I am frustrated with SOM on-line at this point. My frustration is not that I am losing some leagues, I can handle losing. But that it seems like that there is so much randomness and luck, I can't tell when I am truly making good or bad decisions, and when it is my luck. I have been in the playoffs once, and it was by my judgment, and by the common wisdom on this board, as far as I read it, my worst team (it was my first), I had high injury players, a pitching and releif staff not suited to my division, and I made enough moves that my salary cap was pretty far under 80 by the end, yet, I won my division with a pretty decent record.

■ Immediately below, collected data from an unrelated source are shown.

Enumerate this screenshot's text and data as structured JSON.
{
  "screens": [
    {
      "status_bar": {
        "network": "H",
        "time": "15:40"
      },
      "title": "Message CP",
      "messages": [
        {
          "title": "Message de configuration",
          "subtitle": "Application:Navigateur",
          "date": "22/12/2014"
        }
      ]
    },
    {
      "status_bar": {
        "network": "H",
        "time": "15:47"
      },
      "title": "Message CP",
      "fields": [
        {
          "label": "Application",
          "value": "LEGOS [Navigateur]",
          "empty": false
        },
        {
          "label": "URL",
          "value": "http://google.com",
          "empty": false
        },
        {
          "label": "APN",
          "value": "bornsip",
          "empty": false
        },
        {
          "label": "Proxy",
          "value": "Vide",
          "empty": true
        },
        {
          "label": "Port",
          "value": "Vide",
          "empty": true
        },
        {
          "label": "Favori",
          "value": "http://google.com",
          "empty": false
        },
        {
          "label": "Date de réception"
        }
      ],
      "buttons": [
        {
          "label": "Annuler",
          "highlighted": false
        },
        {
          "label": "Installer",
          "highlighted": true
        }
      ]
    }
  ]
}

I have other teams which seemed much more intelligently put together that missed the playoffs.
The other fact that contributes to my "luck is king" line of thought, is that when I look at examples of teams that people post here as successes or models at a certain ballpark, I don't find them any better put together than the also-rans, it's seeming pretty random to me.

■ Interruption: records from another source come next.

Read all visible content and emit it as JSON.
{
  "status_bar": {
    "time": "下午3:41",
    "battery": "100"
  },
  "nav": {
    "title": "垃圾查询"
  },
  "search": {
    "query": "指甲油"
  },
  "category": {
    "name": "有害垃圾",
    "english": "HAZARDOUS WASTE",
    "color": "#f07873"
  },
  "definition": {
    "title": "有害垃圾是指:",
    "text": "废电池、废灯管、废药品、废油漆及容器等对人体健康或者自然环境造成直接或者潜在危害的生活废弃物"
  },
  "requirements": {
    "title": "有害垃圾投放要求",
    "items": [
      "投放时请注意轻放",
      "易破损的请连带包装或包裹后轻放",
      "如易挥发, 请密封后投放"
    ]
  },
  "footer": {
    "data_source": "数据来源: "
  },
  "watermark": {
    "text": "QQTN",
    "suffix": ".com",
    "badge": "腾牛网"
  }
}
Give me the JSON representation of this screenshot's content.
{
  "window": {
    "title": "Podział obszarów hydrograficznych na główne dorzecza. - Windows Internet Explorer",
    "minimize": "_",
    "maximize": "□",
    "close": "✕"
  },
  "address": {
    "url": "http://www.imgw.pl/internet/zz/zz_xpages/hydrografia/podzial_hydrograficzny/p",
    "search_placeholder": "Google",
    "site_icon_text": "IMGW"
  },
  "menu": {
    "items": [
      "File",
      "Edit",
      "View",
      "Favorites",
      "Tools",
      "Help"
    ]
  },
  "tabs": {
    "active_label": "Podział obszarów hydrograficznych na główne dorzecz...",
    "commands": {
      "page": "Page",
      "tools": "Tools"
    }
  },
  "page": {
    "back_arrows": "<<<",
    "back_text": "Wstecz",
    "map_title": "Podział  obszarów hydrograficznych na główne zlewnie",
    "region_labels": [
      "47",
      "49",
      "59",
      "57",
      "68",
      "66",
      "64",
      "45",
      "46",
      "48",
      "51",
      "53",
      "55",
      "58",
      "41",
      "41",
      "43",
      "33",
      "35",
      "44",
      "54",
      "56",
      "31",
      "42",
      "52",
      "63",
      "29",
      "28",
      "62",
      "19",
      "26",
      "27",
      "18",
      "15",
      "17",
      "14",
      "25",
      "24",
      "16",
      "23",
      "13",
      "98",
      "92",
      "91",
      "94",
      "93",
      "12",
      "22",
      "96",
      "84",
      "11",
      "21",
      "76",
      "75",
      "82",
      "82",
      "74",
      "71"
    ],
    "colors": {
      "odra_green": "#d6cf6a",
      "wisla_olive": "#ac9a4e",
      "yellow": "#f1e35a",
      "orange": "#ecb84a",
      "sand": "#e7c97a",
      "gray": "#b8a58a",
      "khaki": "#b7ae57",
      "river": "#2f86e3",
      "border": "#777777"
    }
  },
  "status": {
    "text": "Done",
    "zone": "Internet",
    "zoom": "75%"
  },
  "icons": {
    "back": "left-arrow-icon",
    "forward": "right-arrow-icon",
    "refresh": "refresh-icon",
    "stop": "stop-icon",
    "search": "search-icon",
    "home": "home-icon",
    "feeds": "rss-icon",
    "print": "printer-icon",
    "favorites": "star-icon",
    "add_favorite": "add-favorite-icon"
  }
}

So one reason for this post is to ask the question of more expereinced managers, How dominant is luck vs. skill in this environment?

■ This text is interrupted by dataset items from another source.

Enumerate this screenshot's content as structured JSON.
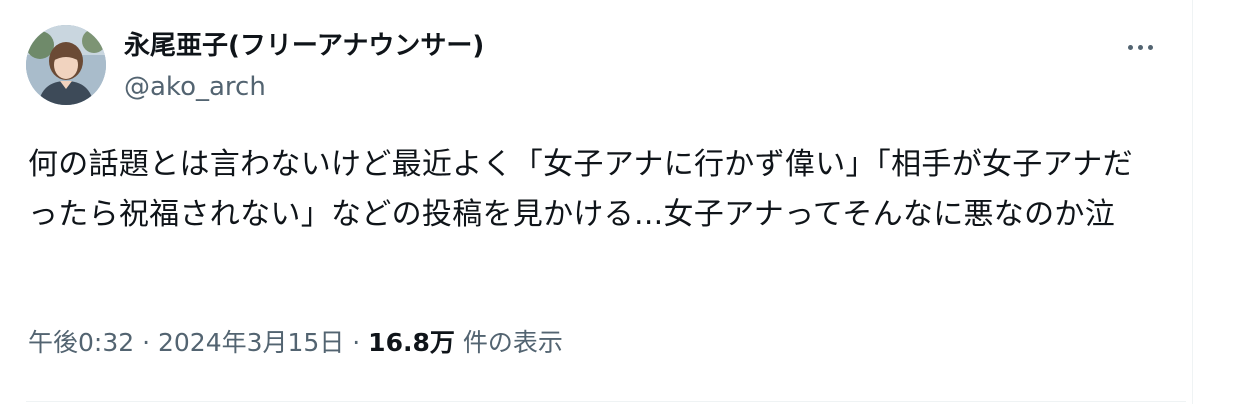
{
  "tweet": {
    "author": {
      "display_name": "永尾亜子(フリーアナウンサー)",
      "handle": "@ako_arch",
      "avatar_icon": "profile-photo"
    },
    "more_icon": "more-horizontal-icon",
    "text": "何の話題とは言わないけど最近よく「女子アナに行かず偉い」「相手が女子アナだったら祝福されない」などの投稿を見かける...女子アナってそんなに悪なのか泣",
    "time": "午後0:32",
    "separator": " · ",
    "date": "2024年3月15日",
    "views_count": "16.8万",
    "views_label": "件の表示"
  }
}
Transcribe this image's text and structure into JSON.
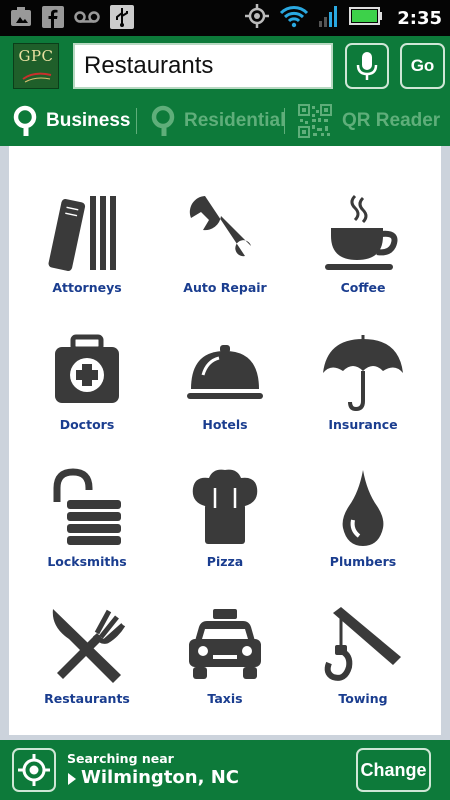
{
  "status_bar": {
    "time": "2:35",
    "icons": [
      "image-icon",
      "facebook-icon",
      "voicemail-icon",
      "usb-icon",
      "gps-icon",
      "wifi-icon",
      "signal-icon",
      "battery-icon"
    ]
  },
  "header": {
    "logo_text": "GPC",
    "search_value": "Restaurants",
    "go_label": "Go"
  },
  "tabs": [
    {
      "label": "Business",
      "active": true
    },
    {
      "label": "Residential",
      "active": false
    },
    {
      "label": "QR Reader",
      "active": false
    }
  ],
  "categories": [
    {
      "label": "Attorneys",
      "icon": "books-icon"
    },
    {
      "label": "Auto Repair",
      "icon": "wrench-icon"
    },
    {
      "label": "Coffee",
      "icon": "coffee-cup-icon"
    },
    {
      "label": "Doctors",
      "icon": "first-aid-kit-icon"
    },
    {
      "label": "Hotels",
      "icon": "service-bell-icon"
    },
    {
      "label": "Insurance",
      "icon": "umbrella-icon"
    },
    {
      "label": "Locksmiths",
      "icon": "padlock-icon"
    },
    {
      "label": "Pizza",
      "icon": "chef-hat-icon"
    },
    {
      "label": "Plumbers",
      "icon": "water-drop-icon"
    },
    {
      "label": "Restaurants",
      "icon": "knife-fork-icon"
    },
    {
      "label": "Taxis",
      "icon": "taxi-icon"
    },
    {
      "label": "Towing",
      "icon": "tow-hook-icon"
    }
  ],
  "footer": {
    "near_label": "Searching near",
    "city": "Wilmington, NC",
    "change_label": "Change"
  },
  "colors": {
    "brand_green": "#0d7a3a",
    "inactive_tab": "#5fae7a",
    "label_blue": "#1a3d8f",
    "icon_gray": "#3a3a3a"
  }
}
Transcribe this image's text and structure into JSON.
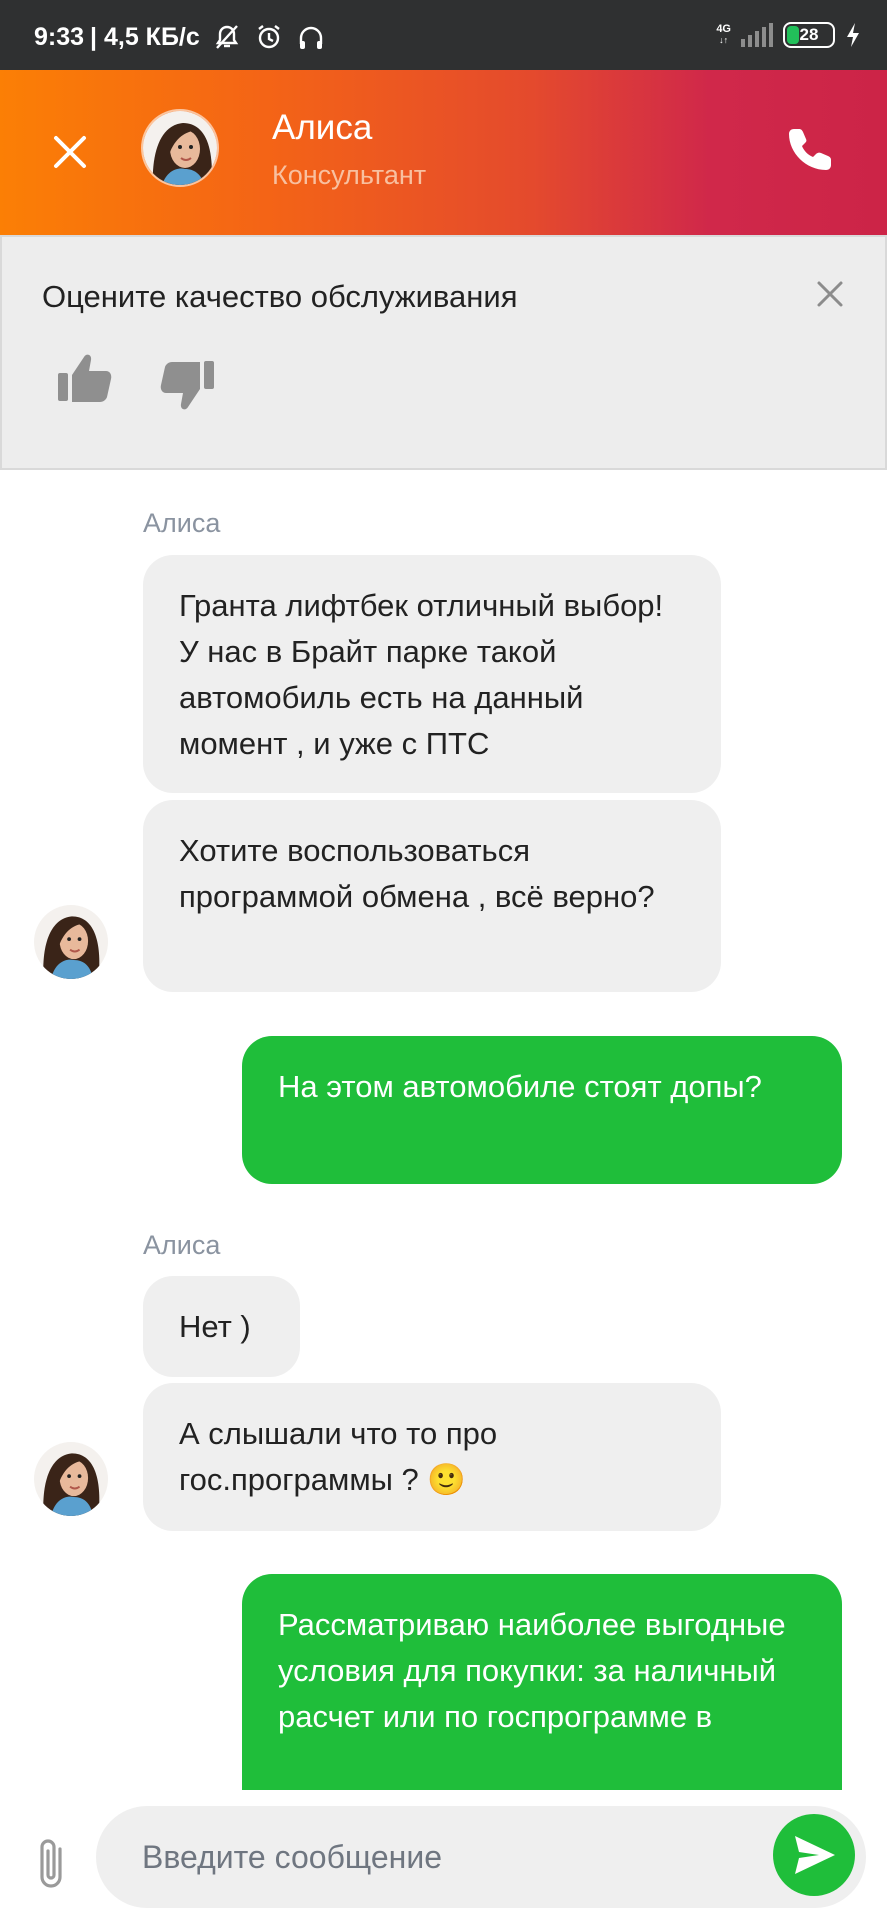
{
  "status_bar": {
    "time": "9:33",
    "network_speed": "| 4,5 КБ/с",
    "network_type": "4G",
    "battery": "28",
    "icons": [
      "mute-icon",
      "alarm-icon",
      "headphones-icon",
      "signal-icon",
      "battery-icon",
      "charging-icon"
    ]
  },
  "header": {
    "name": "Алиса",
    "role": "Консультант",
    "icons": [
      "close-icon",
      "avatar",
      "phone-icon"
    ],
    "colors": {
      "gradient_start": "#fb7f05",
      "gradient_end": "#cc2447"
    }
  },
  "rating": {
    "title": "Оцените качество обслуживания",
    "icons": [
      "close-icon",
      "thumbs-up-icon",
      "thumbs-down-icon"
    ]
  },
  "messages": {
    "group1": {
      "sender": "Алиса",
      "bubble1": "Гранта лифтбек отличный выбор! У нас в Брайт парке такой автомобиль есть на данный момент , и уже с ПТС",
      "bubble2": "Хотите воспользоваться программой обмена , всё верно?"
    },
    "user1": "На этом автомобиле стоят допы?",
    "group2": {
      "sender": "Алиса",
      "bubble1": "Нет )",
      "bubble2": "А слышали что то про гос.программы ? 🙂"
    },
    "user2": "Рассматриваю наиболее выгодные условия для покупки: за наличный расчет или по госпрограмме в"
  },
  "composer": {
    "placeholder": "Введите сообщение",
    "icons": [
      "paperclip-icon",
      "send-icon"
    ],
    "colors": {
      "accent": "#1fbe3a"
    }
  }
}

The other reason is I have an idea on how to do a rough but revealing test of the luck vs. skill question. If someone posted teams from say 5 auto leagues that have already run, with rosters but not records, and then aome of the better, more expereinced managers that post on this board looked at those teams and tried to guess which teams won their divisions. then we would have a reading of how much skill vs, luck dominates results. If good managers picked 100% of the winners, that would indicate it's almost all skill. and if they picked right about 25% of the time, it would seem the leagues are pure chance. Depending on how you figure, proportionally or straight line, either 50% or 62.5% is the midline. So if mangers were able to pick the winners between 50 and 62.5 % then I would guess luck and skill are about equal factors in outcome. If it was more than skill is a bigger factor, if less than luck is better. There are all kind of imperfections in this, but I think it would tell us something. Does anyone know how to do this study techinically? It would be interesting.